Pour prendre un exemple désormais mondialement connu, qui n’est certes pas en lien direct avec les universités mais plutôt avec la propagation d’un savoir, on peut donner l’exemple des conférences TED, qui sont des conférences sur des thèmes variés comme la science, les arts, la politique, la musique, et qui sont accessibles gratuitement par tout le monde (sauf si on veut les voir en direct live, là il faut payer entre 6.000$ et 7.500$ par an... voila). Ce concept, inventé en 1984 aux États-Unis, a lieu chaque année depuis 1990 aux États-Unis. Et en France? Il a fallu attendre 2009, soit presque 20 ans après, pour que le concept débarque chez nous. Non seulement la France est constamment en retard dans ces domaines là, mais en plus elle ne fait presque rien pour combler ce retard. Pourtant les outils sont là et ne demandent qu’à être employés.

 

Le thinktank libéral «  l’institut Montaigne » a publié le 28 juin dernier un rapport visant à moderniser l’université. À la faire entrer de plein pied dans l’ère du numérique. Ce rapport livre une  série de propositions en adéquation avec une volonté d’autonomiser les facultés françaises et d’en faire des pôles d’études compétitifs capables de rivaliser avec les universités internationales.

 

Parmi les propositions importantes : favoriser l’autonomisation des facs par l’adaptation à la révolution numérique et à ses enjeux. L’institut Montaigne souhaite en effet que les université étendent et accroissent leur utilisation de l’outil numérique à leur pédagogie et leur organisation (favoriser l’entreprenariat étudiant ou donner le libre accès aux données de recherche…) et, d’une manière insolite, de  s’en servir afin de  lutter contre l’échec en licence.

 

Non sans rappeler que seulement 40% des étudiants obtiennent leur licence en 3 ans, le Think tank préconise l’application du learning analytics, une technique d’apprentissage basée sur l’analyse des données et des comportements cognitifs des étudiants.

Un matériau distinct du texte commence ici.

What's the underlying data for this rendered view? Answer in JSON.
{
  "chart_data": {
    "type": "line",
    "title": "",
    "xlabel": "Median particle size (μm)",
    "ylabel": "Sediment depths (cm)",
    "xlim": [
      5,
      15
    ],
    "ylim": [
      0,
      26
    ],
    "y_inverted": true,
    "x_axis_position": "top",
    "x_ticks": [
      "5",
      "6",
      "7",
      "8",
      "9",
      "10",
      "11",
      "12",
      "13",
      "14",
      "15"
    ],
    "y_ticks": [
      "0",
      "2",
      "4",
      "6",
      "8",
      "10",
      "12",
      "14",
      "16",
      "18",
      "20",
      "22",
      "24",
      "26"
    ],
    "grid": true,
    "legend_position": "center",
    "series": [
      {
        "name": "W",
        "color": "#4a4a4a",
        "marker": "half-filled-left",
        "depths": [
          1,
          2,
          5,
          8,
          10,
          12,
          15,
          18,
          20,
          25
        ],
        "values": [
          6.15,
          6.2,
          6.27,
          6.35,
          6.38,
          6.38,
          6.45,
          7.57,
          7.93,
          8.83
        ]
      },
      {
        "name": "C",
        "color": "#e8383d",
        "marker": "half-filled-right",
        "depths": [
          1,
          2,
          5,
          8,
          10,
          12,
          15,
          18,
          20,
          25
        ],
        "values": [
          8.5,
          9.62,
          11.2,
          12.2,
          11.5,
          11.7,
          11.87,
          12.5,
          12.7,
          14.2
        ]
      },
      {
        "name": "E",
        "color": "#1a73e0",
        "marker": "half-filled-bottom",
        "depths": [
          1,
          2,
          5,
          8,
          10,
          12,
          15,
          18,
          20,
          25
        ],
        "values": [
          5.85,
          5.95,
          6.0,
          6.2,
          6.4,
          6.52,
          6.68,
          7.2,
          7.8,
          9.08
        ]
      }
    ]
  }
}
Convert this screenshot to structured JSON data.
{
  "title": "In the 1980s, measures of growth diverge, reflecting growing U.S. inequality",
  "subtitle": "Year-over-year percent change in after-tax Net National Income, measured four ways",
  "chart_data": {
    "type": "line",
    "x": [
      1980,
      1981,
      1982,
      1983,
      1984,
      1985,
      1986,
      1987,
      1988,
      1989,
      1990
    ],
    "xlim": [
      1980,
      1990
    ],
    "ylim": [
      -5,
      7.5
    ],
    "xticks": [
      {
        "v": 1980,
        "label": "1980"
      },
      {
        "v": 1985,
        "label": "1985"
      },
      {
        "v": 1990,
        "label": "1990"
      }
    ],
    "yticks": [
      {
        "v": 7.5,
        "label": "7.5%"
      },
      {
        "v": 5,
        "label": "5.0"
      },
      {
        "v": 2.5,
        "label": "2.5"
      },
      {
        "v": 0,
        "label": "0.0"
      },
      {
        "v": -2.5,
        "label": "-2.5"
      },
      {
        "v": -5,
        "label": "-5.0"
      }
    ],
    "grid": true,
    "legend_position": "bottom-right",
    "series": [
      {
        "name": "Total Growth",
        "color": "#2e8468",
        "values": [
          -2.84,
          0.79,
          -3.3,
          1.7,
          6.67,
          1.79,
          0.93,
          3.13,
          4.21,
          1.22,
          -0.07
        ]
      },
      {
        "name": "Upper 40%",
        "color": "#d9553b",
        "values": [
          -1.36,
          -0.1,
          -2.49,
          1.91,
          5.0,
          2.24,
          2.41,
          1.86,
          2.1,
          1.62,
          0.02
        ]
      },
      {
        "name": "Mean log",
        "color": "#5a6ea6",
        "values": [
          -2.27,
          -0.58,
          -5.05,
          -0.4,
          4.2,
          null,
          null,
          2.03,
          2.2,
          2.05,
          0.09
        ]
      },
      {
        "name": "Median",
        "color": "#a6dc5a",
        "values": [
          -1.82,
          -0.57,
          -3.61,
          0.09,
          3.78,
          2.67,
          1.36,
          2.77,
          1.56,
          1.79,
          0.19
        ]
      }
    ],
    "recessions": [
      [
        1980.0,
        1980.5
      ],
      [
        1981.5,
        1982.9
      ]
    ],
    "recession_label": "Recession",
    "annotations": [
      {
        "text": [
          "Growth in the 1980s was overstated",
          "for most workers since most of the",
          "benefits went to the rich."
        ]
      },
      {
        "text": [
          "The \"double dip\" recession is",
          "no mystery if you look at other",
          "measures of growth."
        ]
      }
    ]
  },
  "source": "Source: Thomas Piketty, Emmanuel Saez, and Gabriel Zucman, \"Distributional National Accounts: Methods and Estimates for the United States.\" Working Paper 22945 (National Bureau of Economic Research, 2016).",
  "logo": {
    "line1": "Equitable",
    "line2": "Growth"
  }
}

Pour faire simple, il s’agirait d’optimiser l’étudiant dans ses études en mesurant par exemple ses sessions de travail en terme de durée et de fréquences, ou encore en passant au crible son environnement de travail (niveau sonore en classe, fluctuation du stress…). Cette technique, issue de l’intelligence business et utilisée dans l’école suisse Némesis, spécialisée dans la réinsertion de lycéens en décrochage, va jusqu’à établir un portrait psychologique et cognitif de l’étudiant afin de maximiser les bénéfices de son travail (oui un peu comme une IA ).

 

En adéquation avec le projet de fusion d’aligner les universités française à l’économie du numérique, les mesures proposées par l’institut (même si elles semblent un peu farfelues)  peuvent garder l’espoir d’être un jour mises en place. En effet de macronesques hospices favorisant toute initiative allant dans le sens de l’ubérisation de la société entière, il se pourrait que demain l’université publique française applique l’analyse comportementale comme outil pédagogique. Le meilleur des mondes.